Ainsi, la masse des billets et de monnaie en circulation dans le pays est aujourd’hui à 11,7 milliards de dinars, dont six milliards de dinars hors circuit régulier, alors qu’elle était à 5,5 milliards en 2010. Cette hausse prouve, selon ses dires, que l’économie parallèle est en train de tuer l’économie formelle.
L’expert en économie a dévoilé que la deuxième cause de l’inflation consiste dans les augmentations salariales sans contrepartie au niveau de la production et de la productivité. « Augmenter les salaires de 6% par an, sans croissance économique, entraine mécaniquement de l’inflation », dit-il.
Depuis 2011, il y a en Tunisie une redistribution de la richesse et des revenus au dépend des classes moyennes et pauvres. Et par conséquent, l’inégalité sociale est en train d’augmenter constituant un frein sérieux à la croissance économique. Il n’a pas manqué d’estimer, dans ce sens, que l’UGTT se trompe gravement parce qu’elle n’est pas en train de défendre les salariés, mais de leur faire mal, en continuant à revendiquer les augmentations salariales sans croissance économique en face.
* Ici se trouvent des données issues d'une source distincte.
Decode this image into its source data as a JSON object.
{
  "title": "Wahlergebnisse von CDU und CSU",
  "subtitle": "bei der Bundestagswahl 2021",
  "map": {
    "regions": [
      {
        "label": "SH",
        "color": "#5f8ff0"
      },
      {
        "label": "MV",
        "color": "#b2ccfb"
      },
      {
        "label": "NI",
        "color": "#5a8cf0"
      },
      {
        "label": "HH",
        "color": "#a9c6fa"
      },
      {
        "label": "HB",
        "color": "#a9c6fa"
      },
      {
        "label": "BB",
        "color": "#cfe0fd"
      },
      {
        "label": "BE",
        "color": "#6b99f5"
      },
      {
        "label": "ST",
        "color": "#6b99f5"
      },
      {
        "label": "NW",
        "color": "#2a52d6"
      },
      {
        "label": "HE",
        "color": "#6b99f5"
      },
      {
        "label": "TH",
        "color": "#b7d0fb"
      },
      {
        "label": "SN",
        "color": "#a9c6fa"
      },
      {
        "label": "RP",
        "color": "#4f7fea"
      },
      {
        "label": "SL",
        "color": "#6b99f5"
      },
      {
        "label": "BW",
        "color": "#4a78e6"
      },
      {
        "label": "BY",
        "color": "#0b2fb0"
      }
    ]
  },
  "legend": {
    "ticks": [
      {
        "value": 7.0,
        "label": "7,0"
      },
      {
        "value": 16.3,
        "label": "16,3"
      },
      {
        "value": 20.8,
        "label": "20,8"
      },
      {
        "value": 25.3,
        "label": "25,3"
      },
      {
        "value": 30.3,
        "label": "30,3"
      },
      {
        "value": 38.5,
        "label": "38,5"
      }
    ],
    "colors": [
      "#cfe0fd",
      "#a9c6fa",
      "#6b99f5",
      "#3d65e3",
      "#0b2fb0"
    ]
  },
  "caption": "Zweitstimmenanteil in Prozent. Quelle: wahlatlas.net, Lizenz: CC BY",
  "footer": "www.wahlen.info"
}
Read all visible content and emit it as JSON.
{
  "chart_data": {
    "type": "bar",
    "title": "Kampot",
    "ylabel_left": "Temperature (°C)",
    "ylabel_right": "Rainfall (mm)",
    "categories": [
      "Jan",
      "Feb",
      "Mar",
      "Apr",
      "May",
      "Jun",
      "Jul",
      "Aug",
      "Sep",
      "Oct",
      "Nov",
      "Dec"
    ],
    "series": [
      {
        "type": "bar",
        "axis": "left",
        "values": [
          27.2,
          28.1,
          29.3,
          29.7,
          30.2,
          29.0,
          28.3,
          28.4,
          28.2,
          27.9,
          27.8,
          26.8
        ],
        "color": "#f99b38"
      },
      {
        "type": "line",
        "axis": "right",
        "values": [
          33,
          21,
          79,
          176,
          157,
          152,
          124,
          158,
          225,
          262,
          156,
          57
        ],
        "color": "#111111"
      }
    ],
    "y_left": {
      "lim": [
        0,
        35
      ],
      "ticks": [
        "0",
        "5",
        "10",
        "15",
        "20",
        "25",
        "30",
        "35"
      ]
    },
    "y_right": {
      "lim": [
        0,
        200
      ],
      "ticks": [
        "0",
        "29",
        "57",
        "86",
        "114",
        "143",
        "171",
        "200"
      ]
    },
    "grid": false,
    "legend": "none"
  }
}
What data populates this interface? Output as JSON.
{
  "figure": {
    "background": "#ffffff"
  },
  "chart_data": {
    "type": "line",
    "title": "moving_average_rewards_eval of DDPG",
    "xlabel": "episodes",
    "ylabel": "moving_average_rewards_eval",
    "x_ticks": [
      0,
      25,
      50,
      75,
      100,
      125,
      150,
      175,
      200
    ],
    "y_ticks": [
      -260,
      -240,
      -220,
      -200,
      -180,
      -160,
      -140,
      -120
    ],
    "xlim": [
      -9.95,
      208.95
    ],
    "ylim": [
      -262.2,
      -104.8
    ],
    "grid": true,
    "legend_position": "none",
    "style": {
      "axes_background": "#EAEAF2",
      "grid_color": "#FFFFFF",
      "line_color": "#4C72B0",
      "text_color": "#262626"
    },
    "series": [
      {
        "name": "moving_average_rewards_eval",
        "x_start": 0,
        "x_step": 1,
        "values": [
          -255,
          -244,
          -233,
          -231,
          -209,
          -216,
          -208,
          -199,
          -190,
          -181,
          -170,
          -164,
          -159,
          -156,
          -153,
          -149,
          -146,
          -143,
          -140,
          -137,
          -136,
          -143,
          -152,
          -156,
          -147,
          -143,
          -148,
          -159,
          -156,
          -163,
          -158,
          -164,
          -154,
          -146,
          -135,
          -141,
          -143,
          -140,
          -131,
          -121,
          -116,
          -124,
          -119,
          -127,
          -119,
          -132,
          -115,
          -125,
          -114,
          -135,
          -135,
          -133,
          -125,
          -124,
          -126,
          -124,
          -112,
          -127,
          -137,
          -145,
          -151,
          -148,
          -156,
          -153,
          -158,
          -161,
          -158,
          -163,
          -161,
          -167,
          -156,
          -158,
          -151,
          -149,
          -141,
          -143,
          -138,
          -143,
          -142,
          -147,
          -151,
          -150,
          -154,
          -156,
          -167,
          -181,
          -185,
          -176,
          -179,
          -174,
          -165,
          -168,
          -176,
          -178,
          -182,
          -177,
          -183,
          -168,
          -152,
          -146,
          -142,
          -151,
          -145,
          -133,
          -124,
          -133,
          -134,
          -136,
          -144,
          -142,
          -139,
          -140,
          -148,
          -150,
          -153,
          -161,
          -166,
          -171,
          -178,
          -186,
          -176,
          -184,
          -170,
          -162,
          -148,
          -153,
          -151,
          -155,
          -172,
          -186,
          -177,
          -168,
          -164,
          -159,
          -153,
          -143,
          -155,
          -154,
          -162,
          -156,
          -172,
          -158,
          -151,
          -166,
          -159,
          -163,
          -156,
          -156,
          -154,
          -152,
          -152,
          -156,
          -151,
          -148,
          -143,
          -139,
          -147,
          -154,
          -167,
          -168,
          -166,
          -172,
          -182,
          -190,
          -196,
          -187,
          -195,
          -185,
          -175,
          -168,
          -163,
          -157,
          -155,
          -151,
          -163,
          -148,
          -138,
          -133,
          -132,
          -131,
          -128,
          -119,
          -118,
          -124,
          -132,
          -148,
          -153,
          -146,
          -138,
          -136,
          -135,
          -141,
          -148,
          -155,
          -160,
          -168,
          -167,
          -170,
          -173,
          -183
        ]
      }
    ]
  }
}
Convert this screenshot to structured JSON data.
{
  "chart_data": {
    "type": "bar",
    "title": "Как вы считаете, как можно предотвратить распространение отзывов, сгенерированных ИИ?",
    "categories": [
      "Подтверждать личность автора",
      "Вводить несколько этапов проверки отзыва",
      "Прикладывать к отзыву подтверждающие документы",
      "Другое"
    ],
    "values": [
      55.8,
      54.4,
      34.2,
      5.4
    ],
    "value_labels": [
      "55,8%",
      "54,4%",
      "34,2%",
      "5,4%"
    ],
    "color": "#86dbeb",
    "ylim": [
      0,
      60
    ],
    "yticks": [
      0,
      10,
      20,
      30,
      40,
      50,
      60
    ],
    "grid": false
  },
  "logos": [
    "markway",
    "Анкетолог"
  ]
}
La troisième cause d’inflation est le déficit commercial qui a atteint son niveau record à 15,6 milliards de dinars à fin 2017. « Il y a une grande demande sur les devises étrangères et une offre énorme en dinars, ce qui conduit à la baisse mécanique du dinar. Et ceux qui pensent qu’ils peuvent stabiliser le dinar sans résoudre les causes de sa dévaluation, se trompent« , souligne-t-il, révélant que « si la situation du dinar reste telle qu’elle est aujourd’hui, on pourrait s’attendre à une chute plus aiguë qui pourrait atteindre 3,3 DT pour un euro, d’ici le printemps prochain. »
Quelles solutions?
Ezzedine Saidane a déclaré qu’il faut, tout d’abord, commencer par réparer l’économie tunisienne pour créer de la croissance, de l’emploi et de la richesse supplémentaire, permettant de faire face à la dette extérieure.
Pour ce faire, il faut aller droit dans le bon sens et lancer un débat économique et financier pour en finir avec un consensus sur le diagnostic réel signé par les signataires de l’Accord de Carthage.
«Nous allons pouvoir, par conséquent, mettre en place un plan d’ajustement structurel permettant d’arrêter l’hémorragie de l’économie tunisienne, se lancer par la suite dans les réformes approfondies qui toucheront beaucoup de domaines et avoir, au bout de cinq ans au plus tard, une économie sécurisée de plus de 7% de croissance, en plus de 100 mille emplois décents et d’un niveau de dette soutenable. C’est possible. Nous pouvons le faire en ayant la volonté« , conclut-il.